The legume family (Leguminosae) is economically one of the most successful lineages among flowering plants 33. It exhibits a significantly higher species diversification rate over the last 60 million years compared to angiosperms as a whole 71. Within this family, winged bean distinguishes itself with its nutrient-rich components and effective symbiotic associations with a broad spectrum of rhizobia strains, making it suitable for low-input and self-resilient agricultural systems 72. Chloroplast genomes, with their conserved nature, are crucial resources for studying evolutionary dynamics and phylogenetic relationships across plant taxa 73, 74. The present study reports the sequencing and characterisation of the chloroplast genome of P. tetragonolobus, along with its comparative analysis with other legumes, including V. radiata, P. vulgaris, L. purpureus, C. tetragonoloba, G. max, C. cajan, M. truncatula, C. arietinum, and A. hypogaea, with A. thaliana serving as the outgroup.
Leguminosae is divided into three subfamilies: Caesalpinioideae, Mimosoideae, and Papilionoideae. Caesalpinioideae, a paraphyletic group, is the ancestral base for the monophyletic subfamilies Mimosoideae and Papilionoideae 75. Papilionoideae, the largest subfamily, comprises 13,800 species across 28 tribes in 478 genera 33. It is further divided into Swartzioid and Aldinoid lineages and other genera within a larger monophyletic group marked by a 50 kb inversion in the chloroplast genome 24. The 50 kb inversion group includes three major clades: Genistoids, Dalbergioids, and the Old World clade. The Genistoid clade is characterised by the accumulation of quinolizidine while the Dalbergioid clade typically exhibits "aeschynomenoid" root nodule morphology 76. The Old World clade further segregates into the Indigoferoid/Millettioid and Hologalegina clades, with the latter splitting into the Robinioid and Inverted Repeat-Lacking Clade (IRLC). Indigofereae is sister to the Millettioid group, comprising Phaseoloid and core Millettieae clades and allies 77, 78.
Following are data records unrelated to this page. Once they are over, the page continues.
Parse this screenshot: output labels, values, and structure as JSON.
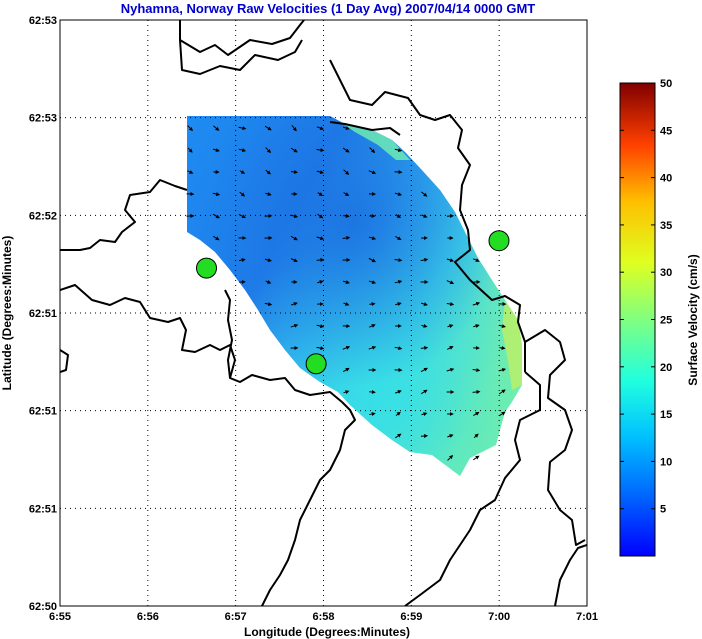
{
  "chart_data": {
    "type": "heatmap",
    "title": "Nyhamna, Norway Raw Velocities (1 Day Avg) 2007/04/14 0000 GMT",
    "xlabel": "Longitude (Degrees:Minutes)",
    "ylabel": "Latitude (Degrees:Minutes)",
    "x_ticks": [
      "6:55",
      "6:56",
      "6:57",
      "6:58",
      "6:59",
      "7:00",
      "7:01"
    ],
    "y_ticks": [
      "62:53",
      "62:53",
      "62:52",
      "62:51",
      "62:51",
      "62:51",
      "62:50"
    ],
    "xlim": [
      6.9167,
      7.0167
    ],
    "ylim": [
      0,
      6
    ],
    "grid": true,
    "colorbar": {
      "label": "Surface Velocity (cm/s)",
      "ticks": [
        "5",
        "10",
        "15",
        "20",
        "25",
        "30",
        "35",
        "40",
        "45",
        "50"
      ],
      "range": [
        0,
        50
      ],
      "colormap": "jet"
    },
    "stations": [
      {
        "lon": 6.9445,
        "lat": 3.46
      },
      {
        "lon": 6.9653,
        "lat": 2.48
      },
      {
        "lon": 7.0,
        "lat": 3.74
      }
    ],
    "title_color": "#0000cc",
    "station_color": "#22dd22"
  }
}
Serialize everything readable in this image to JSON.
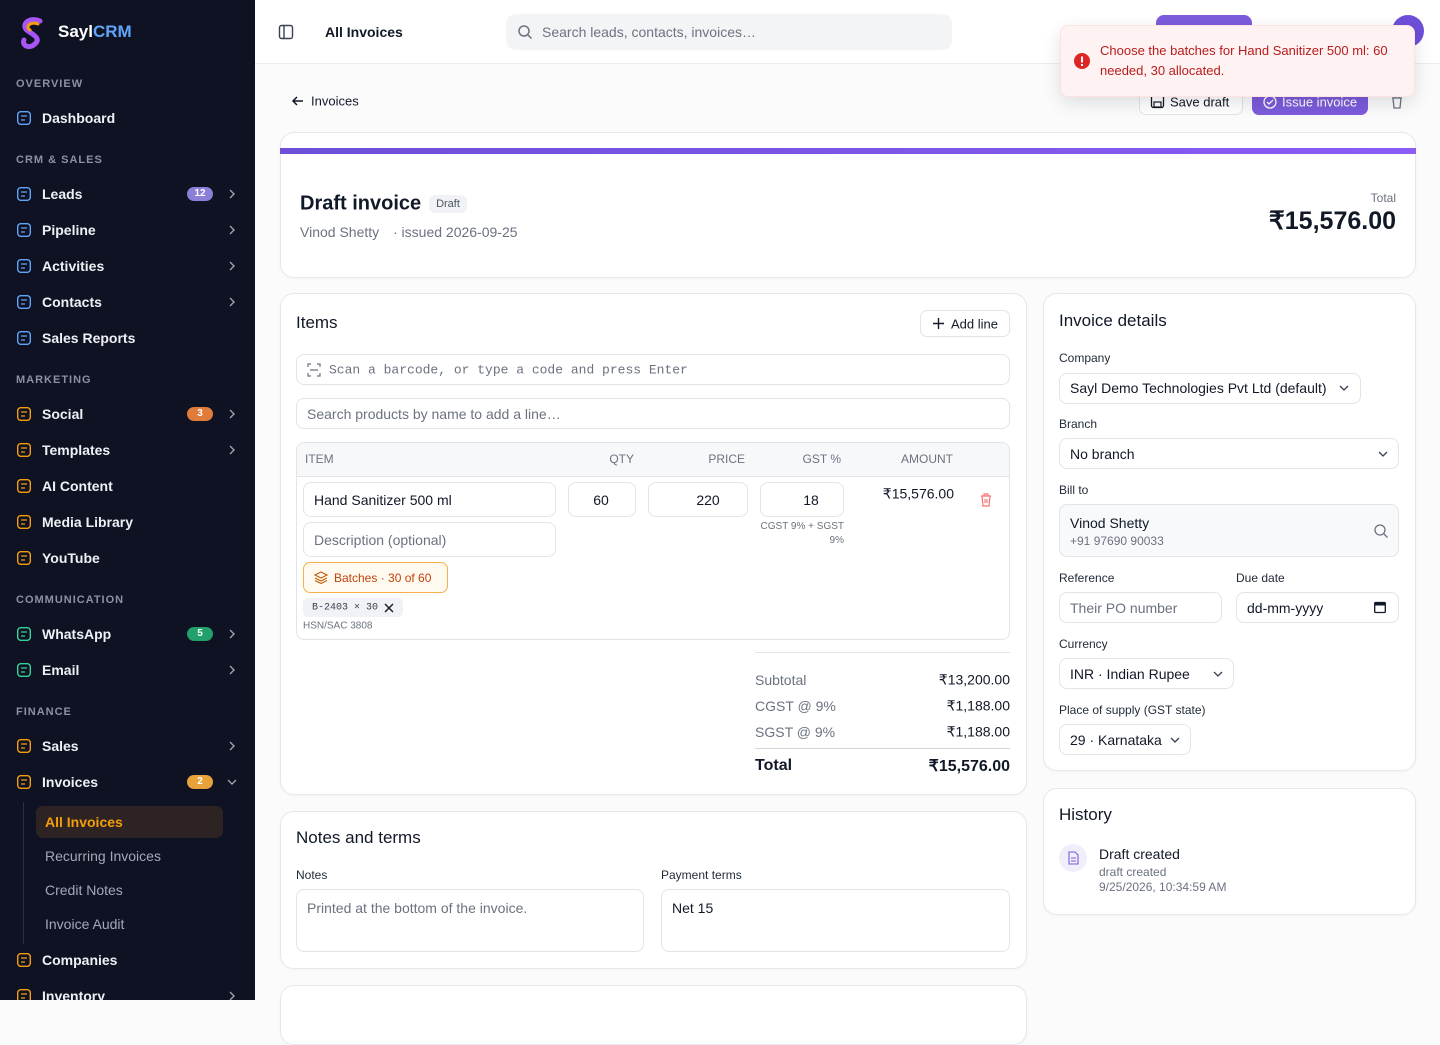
{
  "sidebar": {
    "brand": {
      "name": "Sayl",
      "accent": "CRM"
    },
    "sections": [
      {
        "title": "OVERVIEW",
        "icon_color": "#60a5fa",
        "items": [
          {
            "label": "Dashboard"
          }
        ]
      },
      {
        "title": "CRM & SALES",
        "icon_color": "#60a5fa",
        "items": [
          {
            "label": "Leads",
            "badge": "12",
            "badge_color": "#8b7fd9",
            "chevron": true
          },
          {
            "label": "Pipeline",
            "chevron": true
          },
          {
            "label": "Activities",
            "chevron": true
          },
          {
            "label": "Contacts",
            "chevron": true
          },
          {
            "label": "Sales Reports"
          }
        ]
      },
      {
        "title": "MARKETING",
        "icon_color": "#f59e0b",
        "items": [
          {
            "label": "Social",
            "badge": "3",
            "badge_color": "#e07b39",
            "chevron": true
          },
          {
            "label": "Templates",
            "chevron": true
          },
          {
            "label": "AI Content"
          },
          {
            "label": "Media Library"
          },
          {
            "label": "YouTube"
          }
        ]
      },
      {
        "title": "COMMUNICATION",
        "icon_color": "#34d399",
        "items": [
          {
            "label": "WhatsApp",
            "badge": "5",
            "badge_color": "#22a06b",
            "chevron": true
          },
          {
            "label": "Email",
            "chevron": true
          }
        ]
      },
      {
        "title": "FINANCE",
        "icon_color": "#f59e0b",
        "items": [
          {
            "label": "Sales",
            "chevron": true
          },
          {
            "label": "Invoices",
            "badge": "2",
            "badge_color": "#e8a23a",
            "chevron": true,
            "expanded": true,
            "children": [
              {
                "label": "All Invoices",
                "active": true
              },
              {
                "label": "Recurring Invoices"
              },
              {
                "label": "Credit Notes"
              },
              {
                "label": "Invoice Audit"
              }
            ]
          },
          {
            "label": "Companies"
          },
          {
            "label": "Inventory",
            "chevron": true
          }
        ]
      }
    ]
  },
  "topbar": {
    "title": "All Invoices",
    "search_placeholder": "Search leads, contacts, invoices…"
  },
  "toast": {
    "message": "Choose the batches for Hand Sanitizer 500 ml: 60 needed, 30 allocated."
  },
  "page": {
    "back": "Invoices",
    "save_draft": "Save draft",
    "issue_invoice": "Issue invoice"
  },
  "header": {
    "title": "Draft invoice",
    "status": "Draft",
    "customer": "Vinod Shetty",
    "issued": "· issued 2026-09-25",
    "total_label": "Total",
    "total": "₹15,576.00"
  },
  "items": {
    "title": "Items",
    "add_line": "Add line",
    "scan_placeholder": "Scan a barcode, or type a code and press Enter",
    "search_placeholder": "Search products by name to add a line…",
    "columns": [
      "ITEM",
      "QTY",
      "PRICE",
      "GST %",
      "AMOUNT"
    ],
    "rows": [
      {
        "name": "Hand Sanitizer 500 ml",
        "qty": 60,
        "price": 220,
        "gst": 18,
        "amount": "₹15,576.00",
        "description_placeholder": "Description (optional)",
        "tax_note": "CGST 9% + SGST 9%",
        "batches": "Batches · 30 of 60",
        "batch_chips": [
          "B-2403 × 30"
        ],
        "hsn": "HSN/SAC 3808"
      }
    ],
    "totals": [
      {
        "label": "Subtotal",
        "value": "₹13,200.00"
      },
      {
        "label": "CGST @ 9%",
        "value": "₹1,188.00"
      },
      {
        "label": "SGST @ 9%",
        "value": "₹1,188.00"
      },
      {
        "label": "Total",
        "value": "₹15,576.00"
      }
    ]
  },
  "notes": {
    "title": "Notes and terms",
    "notes_label": "Notes",
    "notes_placeholder": "Printed at the bottom of the invoice.",
    "terms_label": "Payment terms",
    "terms": "Net 15"
  },
  "details": {
    "title": "Invoice details",
    "company_label": "Company",
    "company": "Sayl Demo Technologies Pvt Ltd (default)",
    "branch_label": "Branch",
    "branch": "No branch",
    "bill_to_label": "Bill to",
    "bill_to_name": "Vinod Shetty",
    "bill_to_phone": "+91 97690 90033",
    "reference_label": "Reference",
    "reference_placeholder": "Their PO number",
    "due_date_label": "Due date",
    "due_date_placeholder": "dd-mm-yyyy",
    "currency_label": "Currency",
    "currency": "INR · Indian Rupee",
    "supply_label": "Place of supply (GST state)",
    "supply": "29 · Karnataka"
  },
  "history": {
    "title": "History",
    "events": [
      {
        "title": "Draft created",
        "detail": "draft created",
        "time": "9/25/2026, 10:34:59 AM"
      }
    ]
  }
}
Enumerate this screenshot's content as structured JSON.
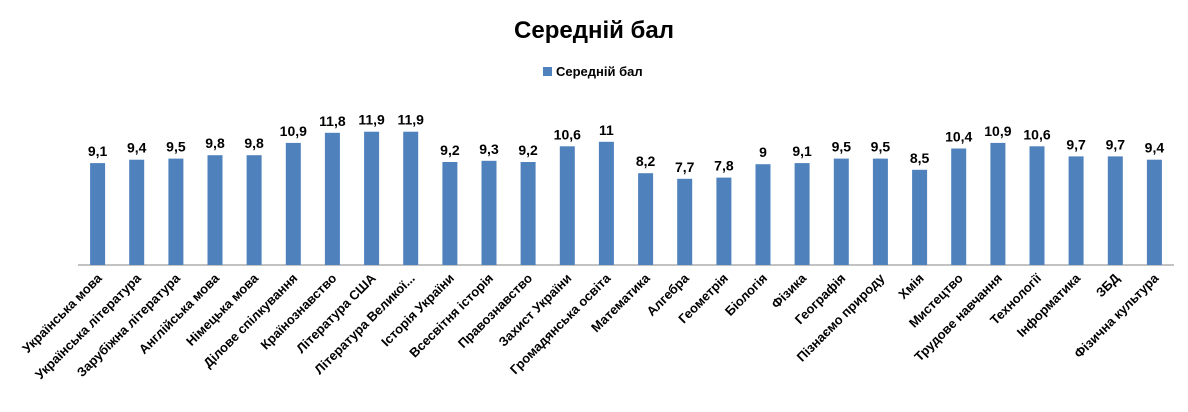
{
  "chart_data": {
    "type": "bar",
    "title": "Середній бал",
    "legend": {
      "position": "top",
      "entries": [
        "Середній бал"
      ]
    },
    "xlabel": "",
    "ylabel": "",
    "ylim": [
      0,
      14
    ],
    "grid": false,
    "categories": [
      "Українська мова",
      "Українська література",
      "Зарубіжна література",
      "Англійська мова",
      "Німецька мова",
      "Ділове спілкування",
      "Країнознавство",
      "Література США",
      "Література Великої...",
      "Історія України",
      "Всесвітня історія",
      "Правознавство",
      "Захист України",
      "Громадянська освіта",
      "Математика",
      "Алгебра",
      "Геометрія",
      "Біологія",
      "Фізика",
      "Географія",
      "Пізнаємо природу",
      "Хмія",
      "Мистецтво",
      "Трудове навчання",
      "Технології",
      "Інформатика",
      "ЗБД",
      "Фізична культура"
    ],
    "series": [
      {
        "name": "Середній бал",
        "color": "#4F81BD",
        "values": [
          9.1,
          9.4,
          9.5,
          9.8,
          9.8,
          10.9,
          11.8,
          11.9,
          11.9,
          9.2,
          9.3,
          9.2,
          10.6,
          11,
          8.2,
          7.7,
          7.8,
          9,
          9.1,
          9.5,
          9.5,
          8.5,
          10.4,
          10.9,
          10.6,
          9.7,
          9.7,
          9.4
        ],
        "labels": [
          "9,1",
          "9,4",
          "9,5",
          "9,8",
          "9,8",
          "10,9",
          "11,8",
          "11,9",
          "11,9",
          "9,2",
          "9,3",
          "9,2",
          "10,6",
          "11",
          "8,2",
          "7,7",
          "7,8",
          "9",
          "9,1",
          "9,5",
          "9,5",
          "8,5",
          "10,4",
          "10,9",
          "10,6",
          "9,7",
          "9,7",
          "9,4"
        ]
      }
    ]
  }
}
In recent years, there has been a growing interest in the legume systematics community to combine expertise and data to capitalise on new approaches in genetics and bioinformatics.With the advancement of sequencing technologies, an increasing number of chloroplast genomes have been sequenced and used for phylogenetic analysis. We used the nucleotide sequences of all predicted chloroplast genes of P. tetragonolobus and the reported chloroplast genes for nine other legumes, including V. radiata, P. vulgaris, L. purpureus, C. tetragonoloba, G. max, C. cajan, M. truncatula, C. arietinum, and A. hypogaea, along with A. thaliana as the outgroup, to delineate the phylogenetic position of P. tetragonolobus in relation to the related genera. The multigene-based phylogenetic tree resolved the cladistic position of all the legumes considered for the study with robust bootstrap support. P. tetragonolobus clustered closely with C. cajan, G. max, L. purpureus, P. vulgaris, and V. radiata of the Millettioid group under Tribe Phaseoleae within the Phaseoloid clade. Moreover, all the other legume species considered for the study showed affiliation with their respective clades consistent with the current state of legume phylogeny 79, 80, 81, reinforcing the utility of chloroplast genome sequences in deep phylogenetic analysis.
The comparative analysis of the sequences of the chloroplast genomes of P. tetragonolobus and other legumes revealed clade-wise general conservation in genome size, length of IR, LSC, and SSC regions, along with their GC contents and gene content. As expected, C. arietinum and M. truncatula, belonging to the Hologalegina/ Inverted Repeat Lacking Clade (IRLC), exhibited the smallest genome size and gene contents, attributed to the presence of only a single copy of IR 82, 83, 84. A. hypogaea, belonging to the Dalbergioid clade, exhibited the largest genome size, whereas the genome sizes for Indigoferoid/Millettioids, comprising P. tetragonolobus, V. radiata, P. vulgaris, L. purpureus, C. tetragonoloba, G. max, and C. cajan, were slightly smaller than the Dalbergioids, ranging from 151,294 bp to 152,530 bp, varying by only 1236 bp. These results indicate a notable degree of genomic homogeneity among the leguminous species under investigation. Moreover, they highlight the strength of the cladistic approach to biological classification based on the hypotheses of most recent common ancestry.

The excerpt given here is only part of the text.